Many of you know I’m back in school studying for an M.B.A. One of the core classes for the degree is economics, which I’m taking right now. I learned something the other day in economics class about some common fallacies in the economics world. One of these is called the Post Hoc Fallacy (abbreviated). What it means is it’s easy to see two unrelated events happen in sequence and make the assumption that there’s a cause and effect relationship between them.
The post hoc fallacy happens like this: Your favorite sports team won two games while you happened to be wearing a specific jersey. You therefore assume that the two events are related. You think that because you wore your “lucky jersey” during those two games, your team won both games. We all know your jersey had nothing to do with the team’s outcome in the game but you’re still tempted to wear the jersey for the next game, aren’t you?
The same fallacy exists almost daily on the news and business channels. At any given moment there’s an economist on tv relating the rise or fall of the stock market to some event overseas that really doesn’t have anything to do with the market. The event may impact a small percentage of stocks or funds, but most of the time it doesn’t have anything to do with the market as a whole. The stock market is largely influenced by supply and demand, which is largely influenced by market cycles in different industries. Industries have ups and downs, just like individual companies do. Some of those ups and downs coincide with some events that happen throughout the world, but that doesn’t mean they’re related.

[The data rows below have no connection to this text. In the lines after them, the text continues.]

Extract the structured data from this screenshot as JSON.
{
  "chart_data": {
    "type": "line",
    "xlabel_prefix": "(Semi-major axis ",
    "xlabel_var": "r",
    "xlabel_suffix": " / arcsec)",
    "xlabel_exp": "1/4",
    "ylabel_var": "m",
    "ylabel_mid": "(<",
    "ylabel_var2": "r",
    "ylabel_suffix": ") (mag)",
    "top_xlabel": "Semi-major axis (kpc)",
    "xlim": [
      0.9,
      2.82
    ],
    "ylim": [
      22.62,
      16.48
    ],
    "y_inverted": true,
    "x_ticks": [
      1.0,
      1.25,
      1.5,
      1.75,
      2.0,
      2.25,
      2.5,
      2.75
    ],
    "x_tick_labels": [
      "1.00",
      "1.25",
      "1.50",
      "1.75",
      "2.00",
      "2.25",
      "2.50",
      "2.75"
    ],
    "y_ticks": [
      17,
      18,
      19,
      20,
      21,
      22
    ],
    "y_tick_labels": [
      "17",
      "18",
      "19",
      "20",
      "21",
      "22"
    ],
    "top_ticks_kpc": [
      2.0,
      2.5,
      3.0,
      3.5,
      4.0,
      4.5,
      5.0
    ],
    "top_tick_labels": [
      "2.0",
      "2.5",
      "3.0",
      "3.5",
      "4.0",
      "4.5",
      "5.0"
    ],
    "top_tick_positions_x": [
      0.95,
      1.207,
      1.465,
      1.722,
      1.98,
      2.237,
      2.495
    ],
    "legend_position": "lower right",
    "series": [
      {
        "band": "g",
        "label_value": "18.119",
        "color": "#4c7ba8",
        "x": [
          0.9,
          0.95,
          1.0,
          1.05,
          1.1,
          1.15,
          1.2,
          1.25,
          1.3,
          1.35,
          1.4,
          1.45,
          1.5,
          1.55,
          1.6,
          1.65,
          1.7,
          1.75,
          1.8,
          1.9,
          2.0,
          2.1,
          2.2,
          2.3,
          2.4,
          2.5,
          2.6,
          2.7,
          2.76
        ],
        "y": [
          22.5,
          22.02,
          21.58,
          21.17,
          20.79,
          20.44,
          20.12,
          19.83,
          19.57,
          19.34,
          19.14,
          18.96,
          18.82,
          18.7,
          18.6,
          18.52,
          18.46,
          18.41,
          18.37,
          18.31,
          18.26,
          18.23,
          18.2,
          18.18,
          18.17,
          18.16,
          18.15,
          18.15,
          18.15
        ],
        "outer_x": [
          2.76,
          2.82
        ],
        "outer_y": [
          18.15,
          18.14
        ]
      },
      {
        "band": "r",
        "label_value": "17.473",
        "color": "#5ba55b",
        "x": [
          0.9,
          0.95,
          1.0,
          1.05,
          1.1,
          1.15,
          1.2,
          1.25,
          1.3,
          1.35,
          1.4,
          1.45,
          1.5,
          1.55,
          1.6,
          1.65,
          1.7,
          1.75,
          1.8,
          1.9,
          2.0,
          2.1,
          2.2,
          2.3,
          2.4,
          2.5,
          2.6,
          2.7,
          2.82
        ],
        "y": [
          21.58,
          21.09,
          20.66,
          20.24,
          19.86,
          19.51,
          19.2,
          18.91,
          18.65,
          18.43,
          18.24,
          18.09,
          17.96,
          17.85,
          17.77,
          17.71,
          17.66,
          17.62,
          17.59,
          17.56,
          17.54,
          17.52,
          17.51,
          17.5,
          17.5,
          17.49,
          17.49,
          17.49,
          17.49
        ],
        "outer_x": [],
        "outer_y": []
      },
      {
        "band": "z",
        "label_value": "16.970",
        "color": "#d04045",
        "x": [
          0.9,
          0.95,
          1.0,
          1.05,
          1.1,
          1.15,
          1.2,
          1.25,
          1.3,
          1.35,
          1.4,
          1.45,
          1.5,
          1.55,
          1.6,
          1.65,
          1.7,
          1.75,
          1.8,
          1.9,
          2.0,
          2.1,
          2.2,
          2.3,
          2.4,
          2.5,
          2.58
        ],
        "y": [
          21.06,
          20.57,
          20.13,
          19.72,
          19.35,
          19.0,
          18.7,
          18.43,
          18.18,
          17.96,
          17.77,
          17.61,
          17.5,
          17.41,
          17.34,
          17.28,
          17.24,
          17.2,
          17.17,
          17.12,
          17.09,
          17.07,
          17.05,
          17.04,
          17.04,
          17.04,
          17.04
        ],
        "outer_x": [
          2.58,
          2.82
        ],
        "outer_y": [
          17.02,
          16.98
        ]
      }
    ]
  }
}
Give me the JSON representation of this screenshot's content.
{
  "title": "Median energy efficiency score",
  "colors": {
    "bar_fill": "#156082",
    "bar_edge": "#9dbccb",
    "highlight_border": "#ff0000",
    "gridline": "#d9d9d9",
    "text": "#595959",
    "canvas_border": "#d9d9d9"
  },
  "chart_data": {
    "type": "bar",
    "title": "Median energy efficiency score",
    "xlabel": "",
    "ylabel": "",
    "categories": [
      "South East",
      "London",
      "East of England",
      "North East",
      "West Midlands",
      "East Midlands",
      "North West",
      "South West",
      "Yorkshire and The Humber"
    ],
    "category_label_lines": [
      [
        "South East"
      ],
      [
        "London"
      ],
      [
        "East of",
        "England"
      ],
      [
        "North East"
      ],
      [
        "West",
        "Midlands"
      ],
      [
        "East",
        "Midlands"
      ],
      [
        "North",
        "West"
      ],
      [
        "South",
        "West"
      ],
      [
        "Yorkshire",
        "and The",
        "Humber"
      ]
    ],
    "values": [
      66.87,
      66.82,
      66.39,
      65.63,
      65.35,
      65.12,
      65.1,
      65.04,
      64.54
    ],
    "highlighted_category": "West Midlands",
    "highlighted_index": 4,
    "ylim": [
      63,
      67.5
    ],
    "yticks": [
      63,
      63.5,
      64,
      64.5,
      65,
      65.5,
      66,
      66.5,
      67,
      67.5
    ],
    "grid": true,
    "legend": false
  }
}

When you’re investing for the long term you understand this, and you expect to have some fluctuation over time in your portfolio. You buy well-diversified investments that aren’t subject to small changes in the global political scene. You don’t worry about the latest news event and what it means for your investments because you know these events will pass and your investments (if affected at all) will recover and move on with time.
Lesson learned: Don’t listen to the economists when making investment decisions. Every one of them has a different opinion on any given day, and most of them are wrong. Stay the course with your investments. Buy low, sell high, hold for the long term, and don’t put all your eggs in one basket. Make sure you do this with the help of a good financial adviser (not an economist) and you’ll be just fine.